BAK1 is also critical for plant immunity and plants the lack BAK1 show a much greater susceptibility to bacterial infections. Plants are able to perceive bacteria by recognizing specific molecular signatures or 'effectors'. One of these signatures is bacterial-derived flagellin. Plants perceive flagellin when it binds to the receptor FLS2. When flagellin is perceived by FLS2, this strongly promotes the interaction between FLS2 and BAK1 and this then leads to changes in gene expression that promote defense against bacteria.

In addition to flagellin, plants are also able to perceive other bacterial effectors. One of these, EF-Tu is perceived by the EF-Tu receptor (EFR). Similar to FLS2, BAK1 is required for EFR function.

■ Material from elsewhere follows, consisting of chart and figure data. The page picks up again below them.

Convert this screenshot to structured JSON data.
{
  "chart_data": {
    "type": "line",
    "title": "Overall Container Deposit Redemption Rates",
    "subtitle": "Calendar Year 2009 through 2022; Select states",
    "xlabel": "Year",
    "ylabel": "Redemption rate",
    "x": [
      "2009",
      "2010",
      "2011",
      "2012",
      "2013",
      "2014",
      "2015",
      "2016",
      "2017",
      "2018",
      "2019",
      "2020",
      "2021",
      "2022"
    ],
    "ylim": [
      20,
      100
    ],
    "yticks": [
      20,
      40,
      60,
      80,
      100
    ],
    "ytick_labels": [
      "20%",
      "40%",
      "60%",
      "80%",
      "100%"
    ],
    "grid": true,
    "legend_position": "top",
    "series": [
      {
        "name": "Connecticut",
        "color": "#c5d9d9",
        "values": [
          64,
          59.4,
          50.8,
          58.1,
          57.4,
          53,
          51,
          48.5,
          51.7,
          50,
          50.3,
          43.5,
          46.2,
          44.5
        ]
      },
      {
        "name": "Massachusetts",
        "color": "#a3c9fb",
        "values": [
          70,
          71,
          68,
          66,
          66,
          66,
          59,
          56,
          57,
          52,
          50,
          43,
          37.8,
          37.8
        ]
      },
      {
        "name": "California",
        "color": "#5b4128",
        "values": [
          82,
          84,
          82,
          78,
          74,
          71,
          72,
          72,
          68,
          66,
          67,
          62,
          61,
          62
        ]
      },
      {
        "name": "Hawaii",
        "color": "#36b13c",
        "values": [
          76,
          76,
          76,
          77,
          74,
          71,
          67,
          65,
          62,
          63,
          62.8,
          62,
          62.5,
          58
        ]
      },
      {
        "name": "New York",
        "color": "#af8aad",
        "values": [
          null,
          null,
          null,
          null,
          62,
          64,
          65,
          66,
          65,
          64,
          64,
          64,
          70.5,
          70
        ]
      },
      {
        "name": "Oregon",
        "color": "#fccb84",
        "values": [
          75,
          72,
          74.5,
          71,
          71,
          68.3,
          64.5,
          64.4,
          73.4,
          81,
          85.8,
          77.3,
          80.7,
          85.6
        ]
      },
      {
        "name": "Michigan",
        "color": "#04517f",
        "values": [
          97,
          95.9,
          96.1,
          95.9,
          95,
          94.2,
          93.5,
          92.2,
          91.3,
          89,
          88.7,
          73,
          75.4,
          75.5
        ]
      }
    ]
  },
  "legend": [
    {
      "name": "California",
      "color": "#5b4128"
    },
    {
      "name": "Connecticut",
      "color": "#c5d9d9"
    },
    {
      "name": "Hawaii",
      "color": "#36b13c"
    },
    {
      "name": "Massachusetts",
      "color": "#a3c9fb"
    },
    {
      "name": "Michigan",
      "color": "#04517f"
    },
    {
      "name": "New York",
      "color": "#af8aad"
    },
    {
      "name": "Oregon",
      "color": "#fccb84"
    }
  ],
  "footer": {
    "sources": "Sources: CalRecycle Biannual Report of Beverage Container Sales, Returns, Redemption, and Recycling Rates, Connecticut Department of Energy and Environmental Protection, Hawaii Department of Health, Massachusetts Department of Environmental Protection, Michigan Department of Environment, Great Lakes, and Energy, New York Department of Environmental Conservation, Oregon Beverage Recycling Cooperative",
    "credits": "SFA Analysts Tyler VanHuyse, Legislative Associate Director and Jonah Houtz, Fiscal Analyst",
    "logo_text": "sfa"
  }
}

The LRR-RK Erecta (ER) may also promote plant defense, in concert with BAK1.

=== Regulation of stomatal development ===
Along with its role in plant defense, the ER:BAK1 complex also repress the development of stomata in leaves. Mutations in BAK1 and ER lead in increase in the number of stomata.

== Molecular basis for diverse functional roles ==
The diverse functional roles of BAK1 are brought about through its binding to a large number of receptors. However, many of the molecular components downstream of these receptor:BAK1 complexes are shared between these signalling pathways (for example, BR Signalling Kinase 1 (BSK1) is a positive regulator of both BRI1:BAK1 signalling and FLS2:BAK1 signalling). It is currently unclear how cells are able to distinguish between a BSK1 which has been activated by BRI1 or FLS2. One recent study has shown that BRI1 and FLS2 localize to different 'nano-domains' on the cell membrane and so it is possible that this spatial separation accounts for the very different signal outputs.